I was talking to my voc rehab counselor just a couple weeks ago about how I had "slipped through the cracks." Apparently, during my sophomore counseling meeting, when the counselor suggested I see some school psychologist I really didn't want to talk to... that was the time to let them help. He was probably the guy who could've gotten me "in the system." But no, I refused to see him. Then in community college I worked with the disabilities office. I still denied captioning, but I took the opportunity for priority registration and "voluntary notetakers" (which turned out to be useless), but I apparently spoke to the very person who should have sent me to voc rehab.
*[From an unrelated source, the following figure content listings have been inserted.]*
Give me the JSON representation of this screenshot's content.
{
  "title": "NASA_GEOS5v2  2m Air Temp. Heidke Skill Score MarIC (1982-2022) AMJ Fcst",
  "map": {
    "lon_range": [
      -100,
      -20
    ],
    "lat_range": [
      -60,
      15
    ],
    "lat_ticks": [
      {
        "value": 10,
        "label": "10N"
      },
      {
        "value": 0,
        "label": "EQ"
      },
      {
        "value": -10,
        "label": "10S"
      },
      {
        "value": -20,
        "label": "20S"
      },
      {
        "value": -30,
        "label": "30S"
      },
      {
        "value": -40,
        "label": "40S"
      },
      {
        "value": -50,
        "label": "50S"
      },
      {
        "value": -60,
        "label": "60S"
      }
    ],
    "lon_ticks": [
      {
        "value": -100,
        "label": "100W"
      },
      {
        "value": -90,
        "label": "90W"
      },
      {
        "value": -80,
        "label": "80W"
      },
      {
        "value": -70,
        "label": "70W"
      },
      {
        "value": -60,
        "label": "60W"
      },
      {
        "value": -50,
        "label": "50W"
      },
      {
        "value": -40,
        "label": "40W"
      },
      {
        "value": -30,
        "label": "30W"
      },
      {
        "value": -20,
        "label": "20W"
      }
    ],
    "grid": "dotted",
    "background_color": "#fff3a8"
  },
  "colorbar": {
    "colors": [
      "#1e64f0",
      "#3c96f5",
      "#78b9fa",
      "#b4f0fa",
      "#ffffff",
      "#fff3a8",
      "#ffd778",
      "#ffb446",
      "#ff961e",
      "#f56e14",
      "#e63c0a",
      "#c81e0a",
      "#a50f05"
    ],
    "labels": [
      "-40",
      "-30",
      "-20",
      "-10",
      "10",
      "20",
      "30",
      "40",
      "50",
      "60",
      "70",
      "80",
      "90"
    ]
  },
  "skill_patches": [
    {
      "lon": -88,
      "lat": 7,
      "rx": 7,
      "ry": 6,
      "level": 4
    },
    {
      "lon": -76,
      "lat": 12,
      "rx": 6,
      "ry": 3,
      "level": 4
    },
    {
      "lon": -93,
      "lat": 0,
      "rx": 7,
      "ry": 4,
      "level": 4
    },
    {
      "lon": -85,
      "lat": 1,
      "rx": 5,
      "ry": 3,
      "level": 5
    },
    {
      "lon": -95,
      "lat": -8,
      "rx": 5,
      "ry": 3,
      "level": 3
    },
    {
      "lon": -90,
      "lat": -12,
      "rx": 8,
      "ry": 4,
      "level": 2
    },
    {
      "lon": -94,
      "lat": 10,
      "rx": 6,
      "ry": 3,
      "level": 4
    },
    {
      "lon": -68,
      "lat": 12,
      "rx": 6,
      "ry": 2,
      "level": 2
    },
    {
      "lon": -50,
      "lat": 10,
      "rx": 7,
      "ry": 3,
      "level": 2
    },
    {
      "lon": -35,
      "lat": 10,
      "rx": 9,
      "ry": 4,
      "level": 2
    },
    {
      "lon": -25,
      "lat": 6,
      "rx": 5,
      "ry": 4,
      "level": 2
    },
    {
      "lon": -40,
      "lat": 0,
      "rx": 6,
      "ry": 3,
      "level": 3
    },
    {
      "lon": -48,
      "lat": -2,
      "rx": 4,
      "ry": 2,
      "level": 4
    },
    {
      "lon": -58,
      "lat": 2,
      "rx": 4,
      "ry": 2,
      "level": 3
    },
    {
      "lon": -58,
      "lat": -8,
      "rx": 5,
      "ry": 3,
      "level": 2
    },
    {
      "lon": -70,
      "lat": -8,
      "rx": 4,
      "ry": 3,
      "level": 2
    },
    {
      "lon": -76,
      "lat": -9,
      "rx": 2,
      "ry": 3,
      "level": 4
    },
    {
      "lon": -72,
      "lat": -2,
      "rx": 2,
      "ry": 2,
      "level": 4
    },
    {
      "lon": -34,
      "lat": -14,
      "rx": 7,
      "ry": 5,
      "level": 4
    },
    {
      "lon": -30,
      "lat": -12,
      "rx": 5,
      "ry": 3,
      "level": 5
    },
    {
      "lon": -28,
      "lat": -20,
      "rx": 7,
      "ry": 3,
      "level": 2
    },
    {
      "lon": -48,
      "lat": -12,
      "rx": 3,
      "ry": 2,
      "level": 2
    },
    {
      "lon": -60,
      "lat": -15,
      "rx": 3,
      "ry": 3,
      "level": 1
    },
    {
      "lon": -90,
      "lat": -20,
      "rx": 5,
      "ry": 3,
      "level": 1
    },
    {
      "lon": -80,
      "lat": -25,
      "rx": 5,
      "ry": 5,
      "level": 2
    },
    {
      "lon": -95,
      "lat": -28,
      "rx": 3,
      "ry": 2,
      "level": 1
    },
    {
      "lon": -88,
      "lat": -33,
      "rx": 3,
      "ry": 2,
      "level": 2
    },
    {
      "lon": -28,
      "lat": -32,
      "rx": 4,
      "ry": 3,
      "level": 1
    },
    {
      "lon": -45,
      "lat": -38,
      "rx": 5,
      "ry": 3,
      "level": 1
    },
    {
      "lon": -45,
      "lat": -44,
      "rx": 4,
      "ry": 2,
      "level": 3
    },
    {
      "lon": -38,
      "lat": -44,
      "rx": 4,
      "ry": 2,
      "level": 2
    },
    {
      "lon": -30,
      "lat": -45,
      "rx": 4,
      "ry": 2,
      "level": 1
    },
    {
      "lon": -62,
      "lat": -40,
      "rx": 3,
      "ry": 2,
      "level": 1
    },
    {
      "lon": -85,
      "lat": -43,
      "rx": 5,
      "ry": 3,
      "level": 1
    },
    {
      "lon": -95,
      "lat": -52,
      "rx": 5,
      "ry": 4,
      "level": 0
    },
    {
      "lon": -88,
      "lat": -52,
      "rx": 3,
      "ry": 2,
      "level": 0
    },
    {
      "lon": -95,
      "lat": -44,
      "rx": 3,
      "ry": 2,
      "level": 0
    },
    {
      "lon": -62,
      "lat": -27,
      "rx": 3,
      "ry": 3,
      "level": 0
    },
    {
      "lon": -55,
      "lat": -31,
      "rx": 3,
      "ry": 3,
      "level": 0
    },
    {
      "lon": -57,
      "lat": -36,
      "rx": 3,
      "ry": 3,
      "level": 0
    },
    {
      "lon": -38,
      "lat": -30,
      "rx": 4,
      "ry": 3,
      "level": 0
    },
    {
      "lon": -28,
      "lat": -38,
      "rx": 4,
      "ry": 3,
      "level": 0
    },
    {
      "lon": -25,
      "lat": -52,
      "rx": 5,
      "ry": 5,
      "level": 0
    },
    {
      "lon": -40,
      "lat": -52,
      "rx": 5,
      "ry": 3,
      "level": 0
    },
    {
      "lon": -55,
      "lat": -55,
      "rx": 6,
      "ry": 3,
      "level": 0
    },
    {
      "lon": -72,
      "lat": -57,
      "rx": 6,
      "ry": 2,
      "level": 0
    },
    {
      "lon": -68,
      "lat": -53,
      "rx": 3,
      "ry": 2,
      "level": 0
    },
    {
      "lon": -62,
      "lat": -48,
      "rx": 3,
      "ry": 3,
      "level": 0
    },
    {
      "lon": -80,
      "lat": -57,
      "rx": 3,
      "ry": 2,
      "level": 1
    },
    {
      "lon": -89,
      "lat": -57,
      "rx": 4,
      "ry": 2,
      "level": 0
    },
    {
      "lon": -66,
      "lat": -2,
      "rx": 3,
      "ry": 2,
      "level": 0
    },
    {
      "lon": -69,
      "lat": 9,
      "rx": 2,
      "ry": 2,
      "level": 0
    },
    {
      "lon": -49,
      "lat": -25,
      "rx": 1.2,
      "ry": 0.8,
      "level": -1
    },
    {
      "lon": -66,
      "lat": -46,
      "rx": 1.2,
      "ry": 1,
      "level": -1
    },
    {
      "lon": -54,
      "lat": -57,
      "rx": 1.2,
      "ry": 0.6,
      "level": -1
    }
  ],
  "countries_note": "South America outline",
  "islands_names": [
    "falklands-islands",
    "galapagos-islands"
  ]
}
Alas, this had been coming up in casual conversation (but nothing serious, and no exact directions on getting "into the system") with disabilities office lady as well as my audiologist for a couple of years before anyone ever really clued me in. Once my aunt and I had talked seriously about it (as she has a friend who works for DOR) and my audiologist actually walked across the hall with me to the DOR office, I finally got monetary help for my last year of college.

They gave me a puny Cal State rate per semester for tuition, and at my pricey private university that didn't go very far, but it was $4,000 or so less that I had to take out in loans, so it definitely helped. They also covered books and supplies, though, which really added up, my being an English major and all. To think, they would have covered everything at community college! The money from that full time job I'd been working at during those 2 years could have been saved for times like now, when I find myself unemployed with the imminent threat of loan bills looming. I could really use that money now... and the last three times I had car troubles.
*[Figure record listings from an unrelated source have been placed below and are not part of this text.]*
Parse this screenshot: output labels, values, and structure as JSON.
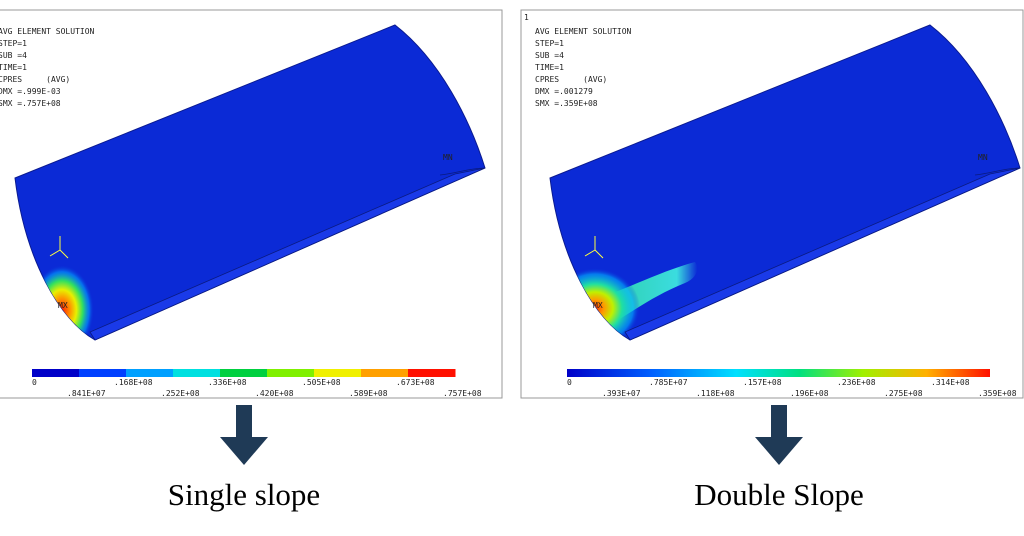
{
  "panels": [
    {
      "info": [
        "AVG ELEMENT SOLUTION",
        "STEP=1",
        "SUB =4",
        "TIME=1",
        "CPRES     (AVG)",
        "DMX =.999E-03",
        "SMX =.757E+08"
      ],
      "min_label": "MN",
      "max_label": "MX",
      "legend": [
        "0",
        ".841E+07",
        ".168E+08",
        ".252E+08",
        ".336E+08",
        ".420E+08",
        ".505E+08",
        ".589E+08",
        ".673E+08",
        ".757E+08"
      ],
      "caption": "Single slope"
    },
    {
      "corner_mark": "1",
      "info": [
        "AVG ELEMENT SOLUTION",
        "STEP=1",
        "SUB =4",
        "TIME=1",
        "CPRES     (AVG)",
        "DMX =.001279",
        "SMX =.359E+08"
      ],
      "min_label": "MN",
      "max_label": "MX",
      "legend": [
        "0",
        ".393E+07",
        ".785E+07",
        ".118E+08",
        ".157E+08",
        ".196E+08",
        ".236E+08",
        ".275E+08",
        ".314E+08",
        ".359E+08"
      ],
      "caption": "Double Slope"
    }
  ]
}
So to any high schooler with a hearing loss or parent of a high schooler with hearing loss I say, "Let the school know! Get yourself in the system!" Whether you want to blend in with the crowd and deny captioning services or not, go see the school psychologist guy you swear you don't need to see because you "do fine sitting front row center." Get yourself in the system and save yourself thousands of dollars! Yes, it is kind of a pain to go through all the bureaucracy, but in the end, free money is free money, (whether it really exists in the government's budget or not, the school will hold the government responsible for payment instead of you). Be assertive! Be your own advocate! Declare your hearing loss! It's part of who you are, whether you like to admit it or not. Don't let yourself slip through the cracks. I learned the hard way.

1 comment:

  1. I just got an e-mail from my local HLAA chapter. They say California DOR is scheming to eliminate the deaf and hard of hearing services from their department completely! I really need a new hearing aid and I certainly can't afford it right now! Please write a letter to your local legislator and let them know that we won't let this happen!